Sharon Throwing a Pot

Moshe Throwing a Pot

Soon our hands, pants and sandals were spattered with wet clay, but, for Moshe and me at least, it refused to turn into a pot. Our companions did better and managed to get a pot ready for the kiln.

Then we wandered through the ceramics market, with row after row of dishes, vases and figurines made in the village. We bought four mugs ($4.00), to replace the tiny tea cups that came with the apartment. We found a small tea pot ($1.75), and six tiny saucers to use for tea bags ($1.50). Finally we got a vase ($1.75), so we can bring home flowers from the market near our apartment.

Our final activity was to paint some pottery.

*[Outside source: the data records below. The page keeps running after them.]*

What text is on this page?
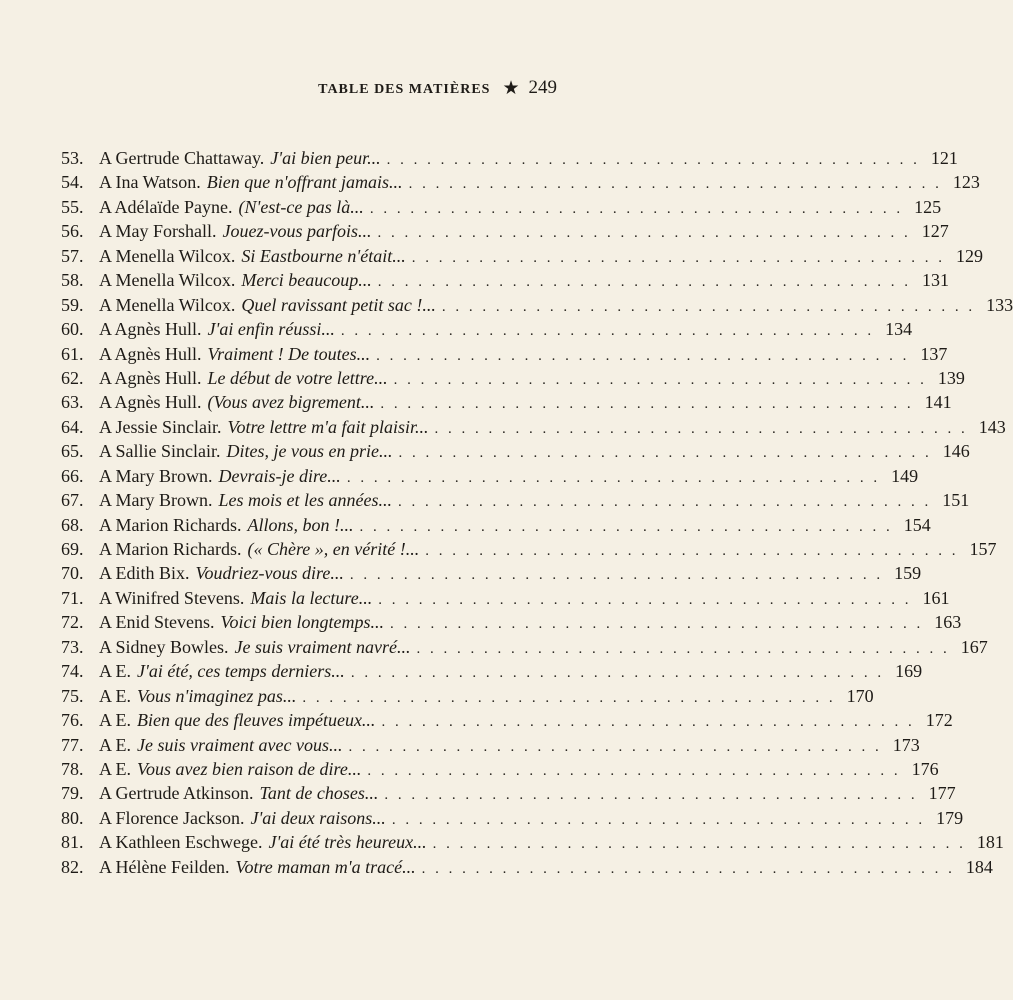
TABLE DES MATIÈRES ★ 249
53. A Gertrude Chattaway. J'ai bien peur... . . . . . . . . . . . . . . . . . . . . . . . . . . . . . . . . . . . . . . . . 121
54. A Ina Watson. Bien que n'offrant jamais... . . . . . . . . . . . . . . . . . . . . . . . . . . . . . . . . . . . . . . . . 123
55. A Adélaïde Payne. (N'est-ce pas là... . . . . . . . . . . . . . . . . . . . . . . . . . . . . . . . . . . . . . . . . 125
56. A May Forshall. Jouez-vous parfois... . . . . . . . . . . . . . . . . . . . . . . . . . . . . . . . . . . . . . . . . 127
57. A Menella Wilcox. Si Eastbourne n'était... . . . . . . . . . . . . . . . . . . . . . . . . . . . . . . . . . . . . . . . . 129
58. A Menella Wilcox. Merci beaucoup... . . . . . . . . . . . . . . . . . . . . . . . . . . . . . . . . . . . . . . . . 131
59. A Menella Wilcox. Quel ravissant petit sac !... . . . . . . . . . . . . . . . . . . . . . . . . . . . . . . . . . . . . . . . . 133
60. A Agnès Hull. J'ai enfin réussi... . . . . . . . . . . . . . . . . . . . . . . . . . . . . . . . . . . . . . . . . 134
61. A Agnès Hull. Vraiment ! De toutes... . . . . . . . . . . . . . . . . . . . . . . . . . . . . . . . . . . . . . . . . 137
62. A Agnès Hull. Le début de votre lettre... . . . . . . . . . . . . . . . . . . . . . . . . . . . . . . . . . . . . . . . . 139
63. A Agnès Hull. (Vous avez bigrement... . . . . . . . . . . . . . . . . . . . . . . . . . . . . . . . . . . . . . . . . 141
64. A Jessie Sinclair. Votre lettre m'a fait plaisir... . . . . . . . . . . . . . . . . . . . . . . . . . . . . . . . . . . . . . . . . 143
65. A Sallie Sinclair. Dites, je vous en prie... . . . . . . . . . . . . . . . . . . . . . . . . . . . . . . . . . . . . . . . . 146
66. A Mary Brown. Devrais-je dire... . . . . . . . . . . . . . . . . . . . . . . . . . . . . . . . . . . . . . . . . 149
67. A Mary Brown. Les mois et les années... . . . . . . . . . . . . . . . . . . . . . . . . . . . . . . . . . . . . . . . . 151
68. A Marion Richards. Allons, bon !... . . . . . . . . . . . . . . . . . . . . . . . . . . . . . . . . . . . . . . . . 154
69. A Marion Richards. (« Chère », en vérité !... . . . . . . . . . . . . . . . . . . . . . . . . . . . . . . . . . . . . . . . . 157
70. A Edith Bix. Voudriez-vous dire... . . . . . . . . . . . . . . . . . . . . . . . . . . . . . . . . . . . . . . . . 159
71. A Winifred Stevens. Mais la lecture... . . . . . . . . . . . . . . . . . . . . . . . . . . . . . . . . . . . . . . . . 161
72. A Enid Stevens. Voici bien longtemps... . . . . . . . . . . . . . . . . . . . . . . . . . . . . . . . . . . . . . . . . 163
73. A Sidney Bowles. Je suis vraiment navré... . . . . . . . . . . . . . . . . . . . . . . . . . . . . . . . . . . . . . . . . 167
74. A E. J'ai été, ces temps derniers... . . . . . . . . . . . . . . . . . . . . . . . . . . . . . . . . . . . . . . . . 169
75. A E. Vous n'imaginez pas... . . . . . . . . . . . . . . . . . . . . . . . . . . . . . . . . . . . . . . . . 170
76. A E. Bien que des fleuves impétueux... . . . . . . . . . . . . . . . . . . . . . . . . . . . . . . . . . . . . . . . . 172
77. A E. Je suis vraiment avec vous... . . . . . . . . . . . . . . . . . . . . . . . . . . . . . . . . . . . . . . . . 173
78. A E. Vous avez bien raison de dire... . . . . . . . . . . . . . . . . . . . . . . . . . . . . . . . . . . . . . . . . 176
79. A Gertrude Atkinson. Tant de choses... . . . . . . . . . . . . . . . . . . . . . . . . . . . . . . . . . . . . . . . . 177
80. A Florence Jackson. J'ai deux raisons... . . . . . . . . . . . . . . . . . . . . . . . . . . . . . . . . . . . . . . . . 179
81. A Kathleen Eschwege. J'ai été très heureux... . . . . . . . . . . . . . . . . . . . . . . . . . . . . . . . . . . . . . . . . 181
82. A Hélène Feilden. Votre maman m'a tracé... . . . . . . . . . . . . . . . . . . . . . . . . . . . . . . . . . . . . . . . . 184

Sitting at a low table on even lower stools, we had fun decorating ready-made pieces. I was somewhat more successful at painting than throwing pots, creating a delightfully kitschy fruit basket ($1.00).

Painting Pottery

Grabbing an ice cream bar (25 cents) to tide us over until we got home, we boarded the bus back to the city (20 cents). The bus, nearly empty when we left the village, became completely packed when we picked up a load of chattering students in navy pants and white shirts. They had been stranded when their own bus broke down.

We caught a second bus to our neighborhood (20 cents) and finished off the day at a favorite pho restaurant with a steaming bowl of noodle soup (85 cents) for dinner. As we made our way down the alley to our apartment, lugging our pottery in a rattan bag, we were sure we’d never had such a good time for $2.00 an hour.


  1. Your blog looks fantastic. Love your banner image – the mountains, sky and water are breathtaking. This will be a nice way to know what you are doing in Viet Nam and to give a picture of the country. I had no idea prices were so low relative to the US. The pottery-making sounds like fun. Can’t wait for your next post!

  2. I think my days are running at about $14 per minute. Your day sounded like so mucy fun and I love the blog idea…keep the stories coming.

  3. Sounds so wonderful…thank you for sharing your adventures.

  4. Sharon, this is such a treat. My kids tell me the ice cream is really good. This will probably be my only trip to Vietnam so thanks for including me. Keep the blogs coming.

  5. Sounds fun and incredibly familiar! Except people here mix cement without masks and the food might be even cheaper…I am tempted to loom up flights to come visit you instead of you coming here…or both!

  6. So great to hear what you’re doing this time around. Beautiful blog Sharon!

  7. Sharon – your blog is extraordinary! You tell and photograph your adventures beautifully. And, what adventures! I’ll be checking in from time to time to catch up with you.